Tailleur de pierre, un savoir-faire ancestral au service du patrimoine

Alors que l’artisanat d’art manque cruellement de nouvelles recrues, Hugues de Bazelaire nous parle de son métier et de sa passion.

J’ai eu la chance de pouvoir interviewer Hugues de Bazelaire dont le métier est de restaurer les monuments historiques. Il est tailleur de pierre, sculpteur, conservateur et restaurateur de sculptures, historien des techniques, égyptologue, passionné d’histoire et d’architecture, professeur et conférencier. Plusieurs fois récompensé pour son travail, il a aussi publié de nombreux articles dans des revues spécialisées. 
Hugues a certainement dû vivre plusieurs vies pour réaliser tout ce qu’il a fait depuis près de 70 ans.

Bonjour Hugues, tout d’abord parlez-nous un peu de vous.
Pourquoi avoir choisi ce métier ?

Je suis issue d’une famille d’artistes et de passionnés. Mes ancêtres étaient écrivains, peintres, sculpteurs, architectes. Des passions qui les ont poussés à voyager, à s’intéresser à plusieurs domaines artistiques, à créer, et à transmettre leurs récits. C’est Léonie de Bazelaire – journaliste, peintre et grande voyageuse, qui a fortement inspiré mon choix de carrière. C’est grâce à ses récits de voyage sur l’Égypte, la Palestine ou encore l’Italie que j’ai eu envie de découvrir ces pays. 

Ce sont toutes ces inspirations qui m’ont poussé à choisir un métier lié à l’histoire et aux monuments historiques. Mon rêve a toujours été de contribuer à leur restauration afin qu’ils puissent traverser les âges et être admirés par les futures générations. Cela m’a permis de beaucoup voyager (au Yemen ou encore au Caire) et de travailler sur des monuments culturels emblématiques de ces pays, comme par exemple l’une des mosquées proches de Sanaa.

Taille d’une gargouille

Quelles formations avez-vous suivies ?

J’ai débuté par un CAP de maçon. Puis je me suis très vite spécialisé dans le métier de tailleur de pierre et sculpteur pour les monuments historiques. Puis j’ai enchainé par une formation à l’école du Louvre. Par la suite, j’ai intégré l’IFROA (l’Institut Français de Restauration des Œuvres d’Art), devenu depuis l’Institut National du Patrimoine (INP). 

Ce métier est un métier extraordinaire.
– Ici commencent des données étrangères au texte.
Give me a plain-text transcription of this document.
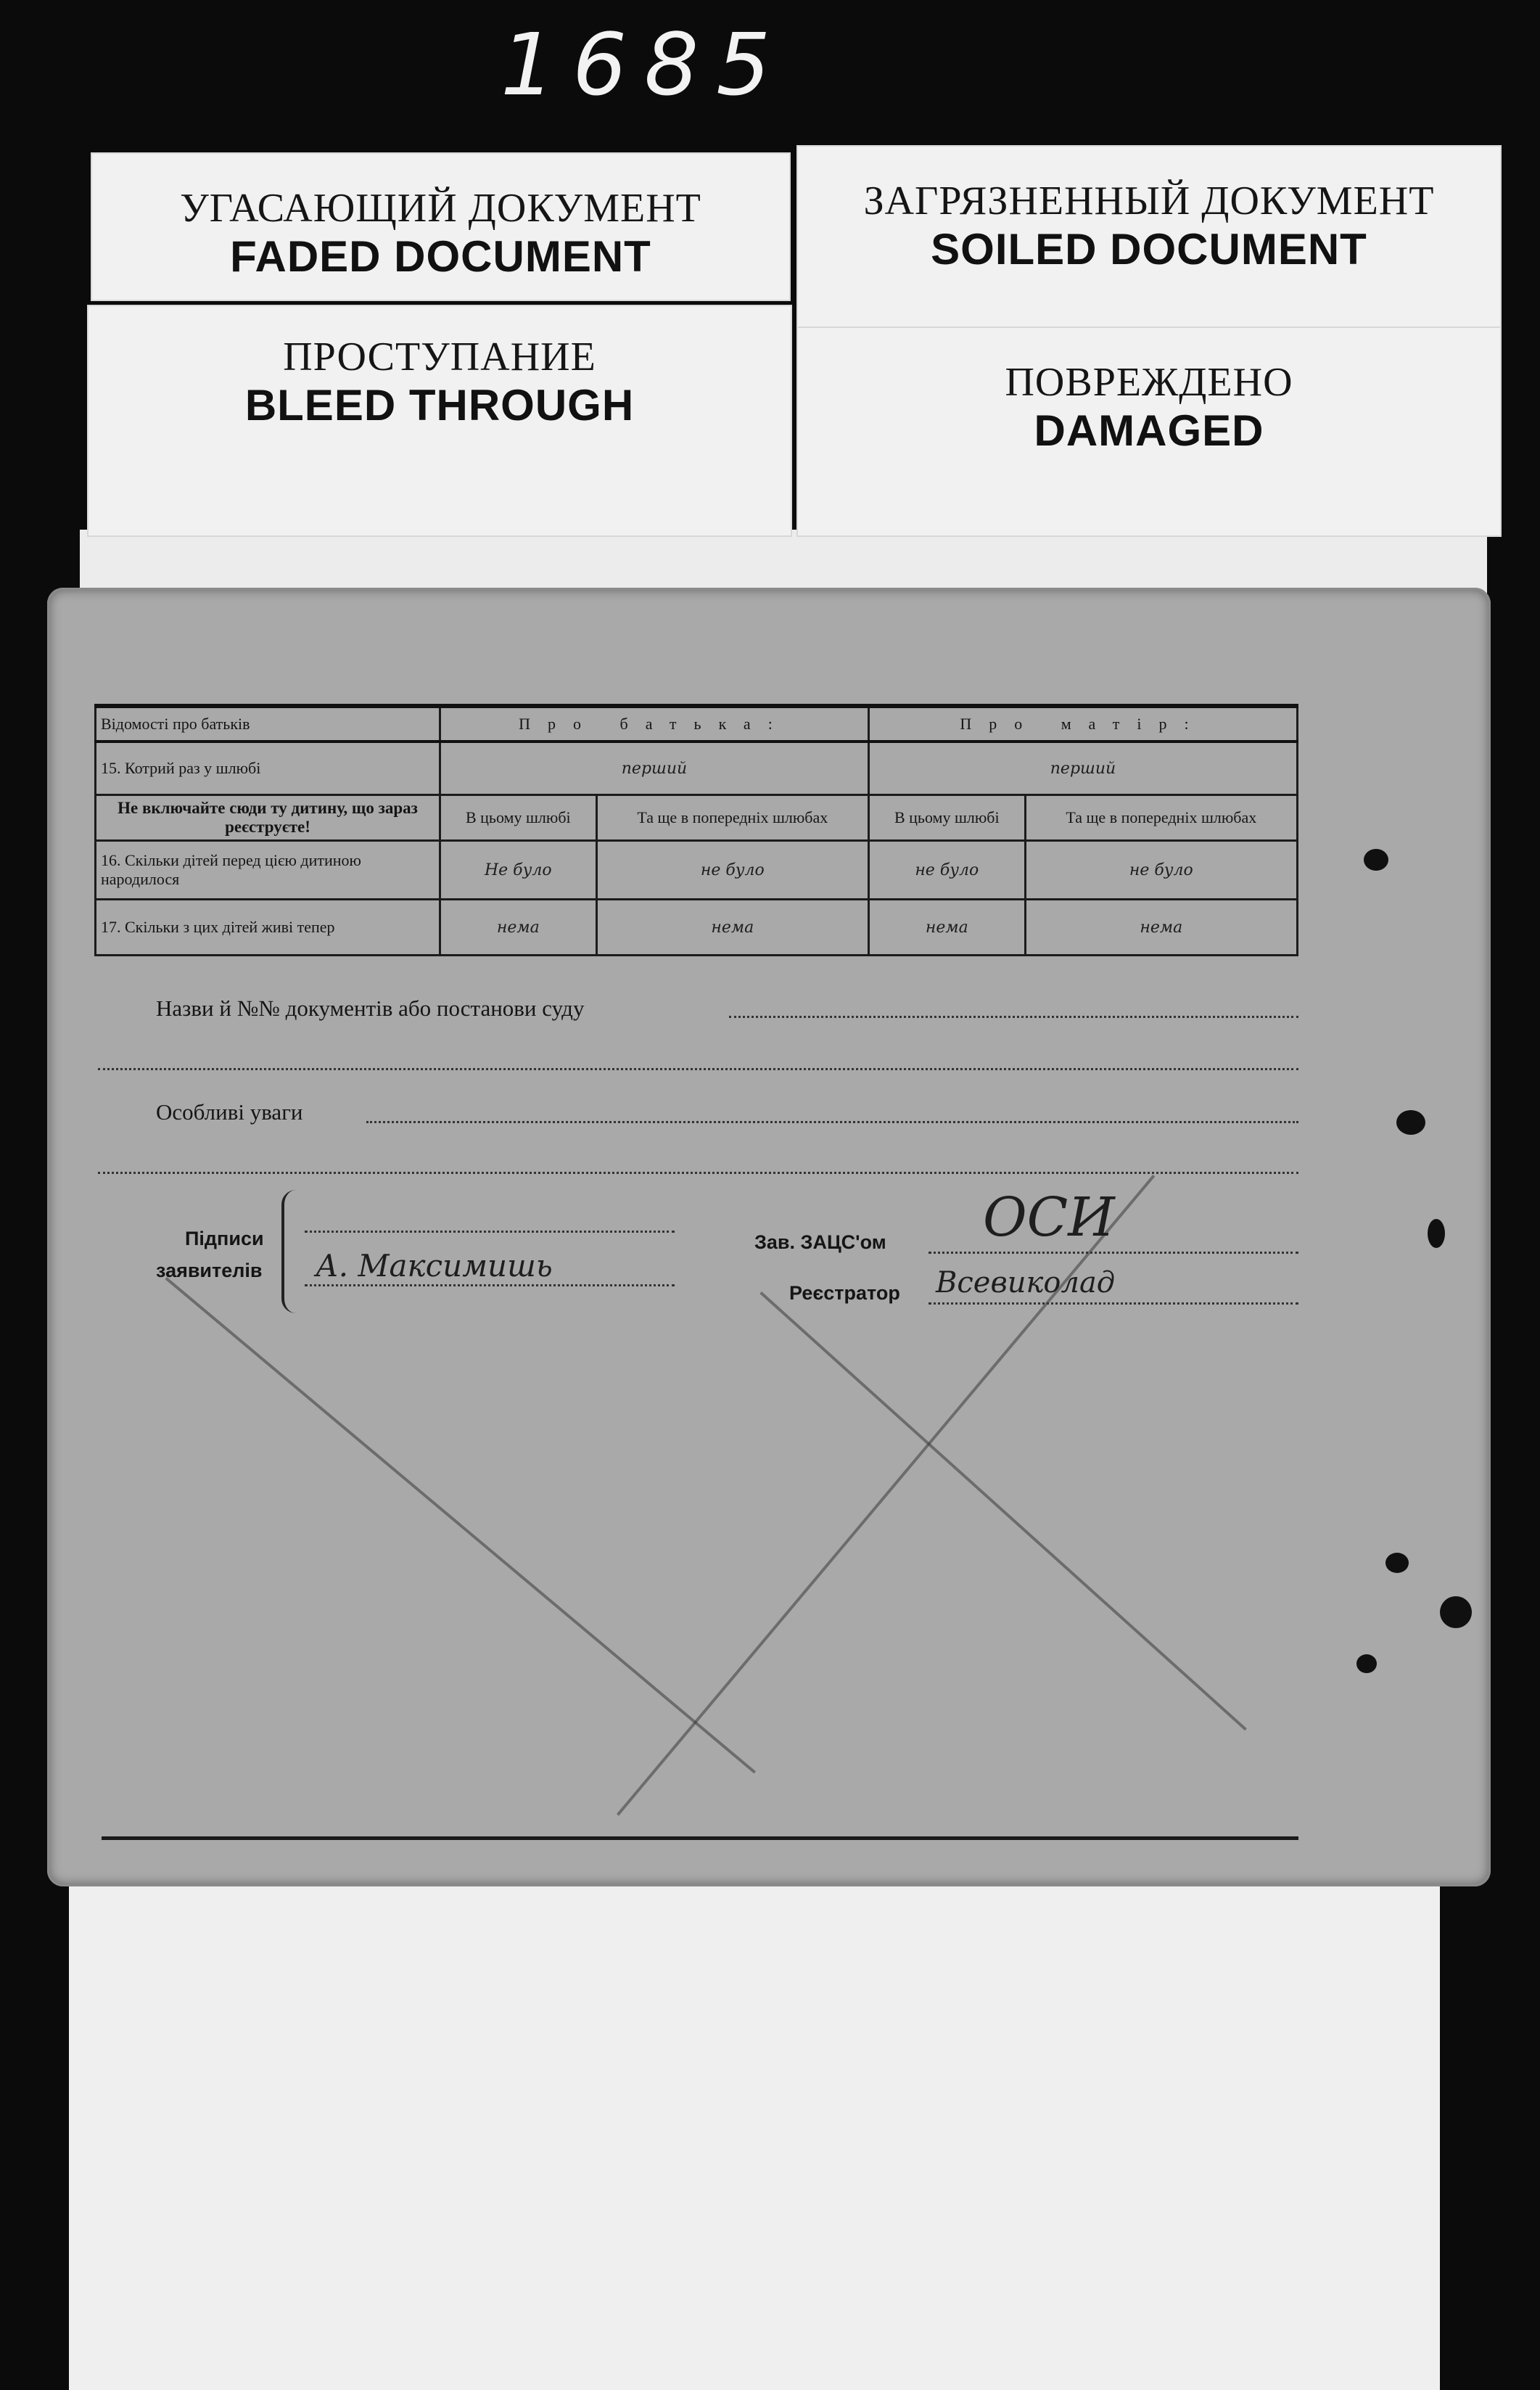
1685
УГАСАЮЩИЙ ДОКУМЕНТ
FADED DOCUMENT
ЗАГРЯЗНЕННЫЙ ДОКУМЕНТ
SOILED DOCUMENT
ПРОСТУПАНИЕ
BLEED THROUGH	ПОВРЕЖДЕНО
DAMAGED
Відомості про батьків	Про батька:		Про матір:	
15. Котрий раз у шлюбі	перший		перший	
Не включайте сюди ту дитину, що зараз реєструєте!	В цьому шлюбі	Та ще в попередніх шлюбах	В цьому шлюбі	Та ще в попередніх шлюбах
16. Скільки дітей перед цією дитиною народилося	Не було	не було	не було	не було
17. Скільки з цих дітей живі тепер	нема	нема	нема	нема
Назви й №№ документів або постанови суду
Особливі уваги
Підписи
заявителів А. Максимишь
Зав. ЗАЦС'ом ОСИ
Реєстратор Всевиколад
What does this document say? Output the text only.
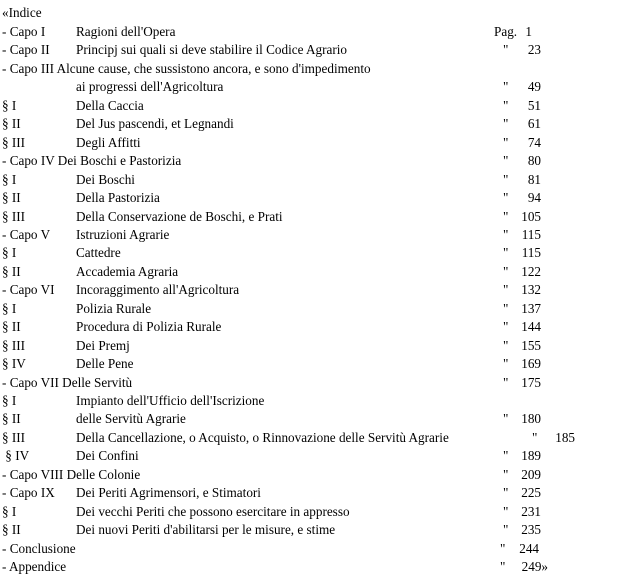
«Indice

- Capo I Ragioni dell'Opera	Pag. 1
- Capo II Principj sui quali si deve stabilire il Codice Agrario	" 23
- Capo III Alcune cause, che sussistono ancora, e sono d'impedimento
ai progressi dell'Agricoltura	" 49
§ I	Della Caccia	" 51
§ II	Del Jus pascendi, et Legnandi	" 61
§ III	Degli Affitti	" 74
- Capo IV Dei Boschi e Pastorizia	" 80
§ I	Dei Boschi	" 81
§ II	Della Pastorizia	" 94
§ III	Della Conservazione de Boschi, e Prati	" 105
- Capo V Istruzioni Agrarie	" 115
§ I	Cattedre	" 115
§ II	Accademia Agraria	" 122
- Capo VI Incoraggimento all'Agricoltura	" 132
§ I	Polizia Rurale	" 137
§ II	Procedura di Polizia Rurale	" 144
§ III	Dei Premj	" 155
§ IV	Delle Pene	" 169
- Capo VII Delle Servitù	" 175
§ I	Impianto dell'Ufficio dell'Iscrizione
§ II	delle Servitù Agrarie	" 180
§ III	Della Cancellazione, o Acquisto, o Rinnovazione delle Servitù Agrarie	" 185
§ IV	Dei Confini	" 189
- Capo VIII Delle Colonie	" 209
- Capo IX Dei Periti Agrimensori, e Stimatori	" 225
§ I	Dei vecchi Periti che possono esercitare in appresso	" 231
§ II	Dei nuovi Periti d'abilitarsi per le misure, e stime	" 235
- Conclusione	" 244
- Appendice	" 249»
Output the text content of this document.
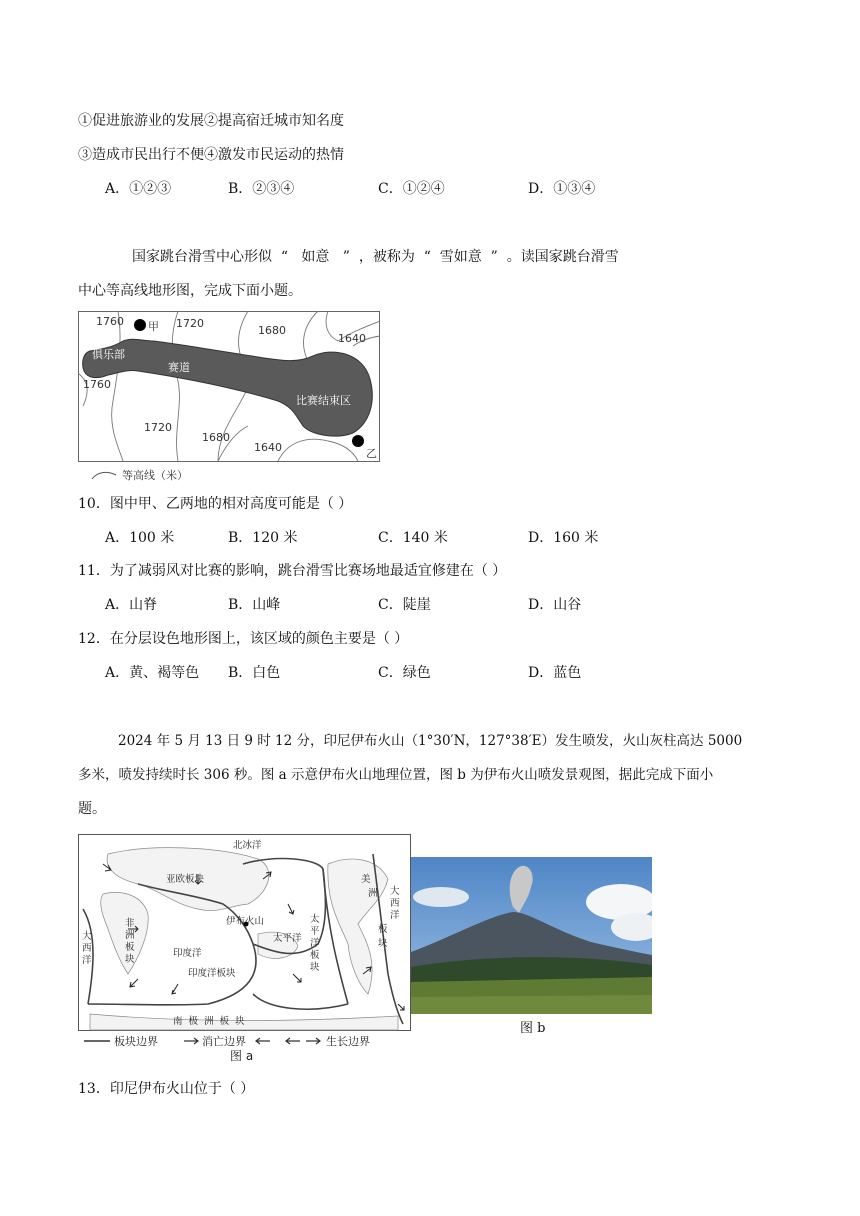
①促进旅游业的发展②提高宿迁城市知名度
③造成市民出行不便④激发市民运动的热情
A．①②③	B．②③④	C．①②④	D．①③④
国家跳台滑雪中心形似  “   如意   ”  ，被称为  “  雪如意  ”  。读国家跳台滑雪
中心等高线地形图，完成下面小题。
1760 甲 1720
1680
1640
俱乐部
赛道
1760
比赛结束区
1720
1680
1640	乙
等高线（米）
10．图中甲、乙两地的相对高度可能是（ ）
A．100 米	B．120 米	C．140 米	D．160 米
11．为了减弱风对比赛的影响，跳台滑雪比赛场地最适宜修建在（ ）
A．山脊	B．山峰	C．陡崖	D．山谷
12．在分层设色地形图上，该区域的颜色主要是（ ）
A．黄、褐等色 B．白色	C．绿色	D．蓝色
2024 年 5 月 13 日 9 时 12 分，印尼伊布火山（1°30′N，127°38′E）发生喷发，火山灰柱高达 5000
多米，喷发持续时长 306 秒。图 a 示意伊布火山地理位置，图 b 为伊布火山喷发景观图，据此完成下面小
题。
北冰洋
亚欧板块	美
洲 大
西
洋
非
洲
板
块
伊布火山	太
平
洋
板
块
太平洋
印度洋
印度洋板块
大
西
洋
板
块
南  极  洲  板  块
板块边界	消亡边界	生长边界
图 a
图 b
13．印尼伊布火山位于（ ）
Nous contribuons à la restauration ou la reconstruction de nos monuments historiques grâce à des gestes qui existent depuis l’antiquité romaine. Bien-sûr, les techniques évoluent mais le savoir-faire reste le même. 

Copie en pierre d’une statue de Saint Joseph

Quels sont les ouvrages dont vous êtes le plus fier ?

Chaque ouvrage est particulièrement important car il permet de transmettre une histoire. J’ai la chance de travailler pour le Louvre. Dans ce cadre, j’ai eu la responsabilité de déplacer des grandes portes sculptées qui étaient dans le département des sculptures.

La première est celle du Grand Consistoire du Capitole de Toulouse formée de 93 pierres en calcaire entièrement sculptées. Elle avait été commandée par les capitouls en 1552.


L’autre est celle du Palais Stanga de Crémone (Italie) qui comporte 260 morceaux en marbre. Cette porte ornée de figures d’Hercule et de Persée date de 1480. Elle est aujourd’hui l’une des pièces maîtresses de la salle Michel-Ange. Elle sert de toile de fond aux esclaves de Michel-Ange.

Je suis aussi consulté par les archéologues du château de Versailles. Je participe aux fouilles pour identifier les morceaux de marbres, d’où ils viennent, quelles étaient leur fonction, quel étaient leur usage, et les dater. 

J’ai d’ailleurs participé aux fouilles organisées sur l’ancien château de Noisy le Roi (dans les Yvelines) construit vers 1590 et détruit en 1732. Le chef de projet, l’archéologue Bruno Bentz, avait organisé la mise au jour d’une grotte artificielle qui servait de pavillon de jardin semi-enterré au riche italien Alberto Gondi, maréchal de France, et à ses invités de marque (le roi Henri III notamment). Nous y avons trouvé de très nombreux éléments de décors sculptés (rocailles, coquillages, céramique, plâtres peints et dorés) provenant d’Italie et inédits en France pour l’époque.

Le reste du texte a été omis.